Aucun calendrier officiel n’a été communiqué sur cette année supplémentaire pour les futurs généralistes. « Cela reste flou, nous craignons qu’il y ait un projet de décret accéléré, si on nous impose réellement des conditions géographiques d’exercice, le gouvernement va rencontrer une levée de boucliers des internes », alerte aussi Léo Sillon, président de l’Association des jeunes médecins généralistes (AJMG, adhérente à l’InterSyndicale Nationale des Internes – ISNI).
En roue libre ?
Sur le papier, les futurs généralistes ne sont pas fermés à cette année supplémentaire, à condition qu’elle soit formatrice, professionnalisante et « pas que cela ressemble à du remplacement déguisé », alerte Mathilde Renker (Isnar-IMG).
En réalité, le projet – dans les tuyaux depuis des lustres – fait déjà l'objet de concertations anciennes entre les jeunes et les généralistes enseignants. Mais l'échéance se rapprochant, les internes ont fixé en 2019 des conditions sine qua non pour accepter l'allongement d'un an de leur maquette de DES : pas plus de 30 consultations par jour maximum, rémunération à l’acte, « respect des huit demi-journées de stage dont deux dédiées au projet professionnel de l’interne, comme exercer en Ehpad, en PMI ou en centre addicto », détaille encore la présidente de l'Isnar-IMG.
Des prérequis partagés par Léo Sillon (AJMG) : « Si on reste à 2 000 euros brut, en cabinet, en autonomie extrême, pour ne pas dire lâchés en roue libre pour faire tourner la boutique, c’est inacceptable ! ». L’encadrement des internes de médecine générale – qui exerceraient probablement sous le nouveau statut de docteur junior déjà en place pour leurs confrères spécialistes – sera donc l’une des exigences des syndicats. « Mais encore faudra-t-il trouver assez de maîtres de stage ! », s’inquiète Léo Sillon, qui estime qu’il faudrait doubler les effectifs.
Trop tôt
Au-delà d'une rémunération décente et du caractère formateur de cette année en plus, c’est l’obligation de stage en zones sous-denses qui cristallise les inquiétudes des jeunes. « Si c’est le cas, pour nous, ce sera non », avertit Mathilde Renker. « Nous ne souhaitons pas de fléchage géographique, c’est du remplacement à bas coût qui n’a rien de pédagogique et qui nuit à la liberté d’installation », tacle aussi le président de l’AJMG.

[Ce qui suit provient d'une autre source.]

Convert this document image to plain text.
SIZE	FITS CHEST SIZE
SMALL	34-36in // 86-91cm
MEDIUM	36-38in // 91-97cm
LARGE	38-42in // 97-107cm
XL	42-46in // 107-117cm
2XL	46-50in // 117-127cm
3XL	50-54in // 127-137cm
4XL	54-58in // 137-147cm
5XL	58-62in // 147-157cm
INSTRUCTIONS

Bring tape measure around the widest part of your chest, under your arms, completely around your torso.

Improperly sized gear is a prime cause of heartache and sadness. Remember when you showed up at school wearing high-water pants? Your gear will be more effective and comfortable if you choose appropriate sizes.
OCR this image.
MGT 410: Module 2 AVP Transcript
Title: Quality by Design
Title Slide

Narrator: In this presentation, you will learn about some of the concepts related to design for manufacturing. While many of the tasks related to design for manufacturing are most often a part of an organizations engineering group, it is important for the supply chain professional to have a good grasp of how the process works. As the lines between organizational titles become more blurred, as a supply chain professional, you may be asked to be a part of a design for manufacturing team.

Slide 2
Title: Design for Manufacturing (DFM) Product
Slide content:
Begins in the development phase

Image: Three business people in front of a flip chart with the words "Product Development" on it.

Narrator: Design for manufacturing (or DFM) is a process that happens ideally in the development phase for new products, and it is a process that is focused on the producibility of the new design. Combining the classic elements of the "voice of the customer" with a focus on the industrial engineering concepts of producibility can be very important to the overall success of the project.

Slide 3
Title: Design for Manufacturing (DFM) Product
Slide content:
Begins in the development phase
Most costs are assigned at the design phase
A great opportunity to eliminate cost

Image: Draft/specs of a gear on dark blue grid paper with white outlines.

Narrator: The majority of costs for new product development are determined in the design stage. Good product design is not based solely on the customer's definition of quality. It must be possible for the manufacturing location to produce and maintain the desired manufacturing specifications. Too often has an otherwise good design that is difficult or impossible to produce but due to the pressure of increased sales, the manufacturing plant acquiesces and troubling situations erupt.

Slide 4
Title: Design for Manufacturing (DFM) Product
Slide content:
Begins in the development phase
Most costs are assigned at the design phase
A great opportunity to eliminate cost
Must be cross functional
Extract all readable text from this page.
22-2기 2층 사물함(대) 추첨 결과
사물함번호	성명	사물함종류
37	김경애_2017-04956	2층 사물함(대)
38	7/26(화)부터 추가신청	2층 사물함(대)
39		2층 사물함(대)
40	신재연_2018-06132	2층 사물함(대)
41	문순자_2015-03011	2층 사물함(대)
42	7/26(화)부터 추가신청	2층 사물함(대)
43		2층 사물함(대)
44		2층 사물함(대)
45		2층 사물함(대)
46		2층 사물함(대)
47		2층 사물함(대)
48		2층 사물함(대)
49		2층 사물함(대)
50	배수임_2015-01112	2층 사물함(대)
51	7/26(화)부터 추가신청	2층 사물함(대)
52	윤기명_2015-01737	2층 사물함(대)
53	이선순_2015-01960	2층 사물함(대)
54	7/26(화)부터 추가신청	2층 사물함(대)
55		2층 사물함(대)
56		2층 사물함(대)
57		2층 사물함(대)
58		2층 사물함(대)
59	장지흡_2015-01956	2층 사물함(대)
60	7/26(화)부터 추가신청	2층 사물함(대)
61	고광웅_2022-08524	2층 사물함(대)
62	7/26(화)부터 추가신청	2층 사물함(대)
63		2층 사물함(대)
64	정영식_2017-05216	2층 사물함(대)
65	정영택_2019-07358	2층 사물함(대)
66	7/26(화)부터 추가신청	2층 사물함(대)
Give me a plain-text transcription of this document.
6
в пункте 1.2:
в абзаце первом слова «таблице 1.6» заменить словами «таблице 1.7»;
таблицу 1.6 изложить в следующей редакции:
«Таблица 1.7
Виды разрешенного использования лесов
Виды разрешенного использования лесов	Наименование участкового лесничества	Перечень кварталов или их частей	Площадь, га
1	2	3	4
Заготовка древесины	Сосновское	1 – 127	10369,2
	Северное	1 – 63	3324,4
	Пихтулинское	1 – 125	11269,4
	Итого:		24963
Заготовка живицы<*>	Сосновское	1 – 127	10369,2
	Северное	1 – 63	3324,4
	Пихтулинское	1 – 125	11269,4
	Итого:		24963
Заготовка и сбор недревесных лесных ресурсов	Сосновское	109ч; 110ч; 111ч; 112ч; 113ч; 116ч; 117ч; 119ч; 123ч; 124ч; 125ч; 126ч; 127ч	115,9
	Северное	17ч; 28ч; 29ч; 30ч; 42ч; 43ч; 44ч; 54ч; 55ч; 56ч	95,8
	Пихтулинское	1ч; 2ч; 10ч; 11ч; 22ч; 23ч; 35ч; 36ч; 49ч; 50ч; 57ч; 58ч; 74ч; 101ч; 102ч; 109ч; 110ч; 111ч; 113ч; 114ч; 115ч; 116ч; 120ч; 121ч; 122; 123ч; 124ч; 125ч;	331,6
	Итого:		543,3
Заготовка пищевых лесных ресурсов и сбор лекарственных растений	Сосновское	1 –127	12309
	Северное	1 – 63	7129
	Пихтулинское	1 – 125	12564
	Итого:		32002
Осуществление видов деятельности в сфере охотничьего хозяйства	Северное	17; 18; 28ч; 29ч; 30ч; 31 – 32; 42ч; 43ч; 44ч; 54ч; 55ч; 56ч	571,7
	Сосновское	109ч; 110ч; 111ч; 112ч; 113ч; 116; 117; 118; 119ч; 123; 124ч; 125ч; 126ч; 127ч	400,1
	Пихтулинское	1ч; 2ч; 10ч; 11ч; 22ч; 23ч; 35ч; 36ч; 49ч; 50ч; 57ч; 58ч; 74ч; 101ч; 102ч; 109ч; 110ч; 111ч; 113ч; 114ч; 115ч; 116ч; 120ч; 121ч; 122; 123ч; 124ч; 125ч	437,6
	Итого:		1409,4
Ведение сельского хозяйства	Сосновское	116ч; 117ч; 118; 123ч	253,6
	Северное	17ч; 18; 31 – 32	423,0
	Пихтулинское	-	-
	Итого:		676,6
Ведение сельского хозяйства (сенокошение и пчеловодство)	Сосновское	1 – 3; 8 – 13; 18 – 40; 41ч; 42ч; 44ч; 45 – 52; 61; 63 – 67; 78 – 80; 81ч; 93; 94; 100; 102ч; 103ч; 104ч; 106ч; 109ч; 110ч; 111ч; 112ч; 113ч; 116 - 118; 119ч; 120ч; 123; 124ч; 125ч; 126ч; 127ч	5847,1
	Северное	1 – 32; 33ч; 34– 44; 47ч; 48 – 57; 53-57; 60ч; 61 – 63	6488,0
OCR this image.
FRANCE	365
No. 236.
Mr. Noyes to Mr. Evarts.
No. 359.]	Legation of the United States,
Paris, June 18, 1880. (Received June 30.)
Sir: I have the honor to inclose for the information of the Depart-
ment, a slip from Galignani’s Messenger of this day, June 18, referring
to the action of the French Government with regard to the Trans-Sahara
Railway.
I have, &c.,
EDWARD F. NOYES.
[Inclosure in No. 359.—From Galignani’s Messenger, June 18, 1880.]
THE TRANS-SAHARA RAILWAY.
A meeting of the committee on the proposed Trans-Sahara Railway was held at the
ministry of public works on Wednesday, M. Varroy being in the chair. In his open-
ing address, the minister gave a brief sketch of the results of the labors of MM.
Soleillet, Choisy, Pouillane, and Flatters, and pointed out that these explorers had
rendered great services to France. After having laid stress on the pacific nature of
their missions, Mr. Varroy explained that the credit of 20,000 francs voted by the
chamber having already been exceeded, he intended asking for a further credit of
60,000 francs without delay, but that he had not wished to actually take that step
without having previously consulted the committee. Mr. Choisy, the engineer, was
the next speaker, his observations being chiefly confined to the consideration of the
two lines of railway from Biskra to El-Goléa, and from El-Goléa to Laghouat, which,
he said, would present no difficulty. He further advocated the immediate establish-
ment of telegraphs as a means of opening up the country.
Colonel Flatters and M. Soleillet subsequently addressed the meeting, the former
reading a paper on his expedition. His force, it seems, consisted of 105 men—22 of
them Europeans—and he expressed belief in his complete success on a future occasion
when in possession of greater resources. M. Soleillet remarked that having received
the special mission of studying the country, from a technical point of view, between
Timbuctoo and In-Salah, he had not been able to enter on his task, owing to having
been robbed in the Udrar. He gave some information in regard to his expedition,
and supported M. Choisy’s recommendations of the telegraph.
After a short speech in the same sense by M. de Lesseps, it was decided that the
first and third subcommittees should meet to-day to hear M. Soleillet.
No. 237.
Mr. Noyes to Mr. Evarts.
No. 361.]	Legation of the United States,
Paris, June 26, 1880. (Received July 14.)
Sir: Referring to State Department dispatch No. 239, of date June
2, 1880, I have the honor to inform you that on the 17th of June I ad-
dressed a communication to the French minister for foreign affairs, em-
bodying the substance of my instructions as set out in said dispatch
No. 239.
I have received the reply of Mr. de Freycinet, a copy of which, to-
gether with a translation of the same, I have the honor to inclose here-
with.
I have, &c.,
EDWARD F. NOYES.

Les discussions se poursuivent avec le Collège national des généralistes enseignants (CNGE) et les syndicats juniors. « Nous sommes prêts à trouver une porte de sortie honorable », assure Léo Sillon. Mais pas question de précipiter la mise en place de cette réforme, recadre Mathilde Renker. « Nous continuerons à travailler à une 4e année réellement formatrice, mais pour l’instant c’est beaucoup trop tôt ».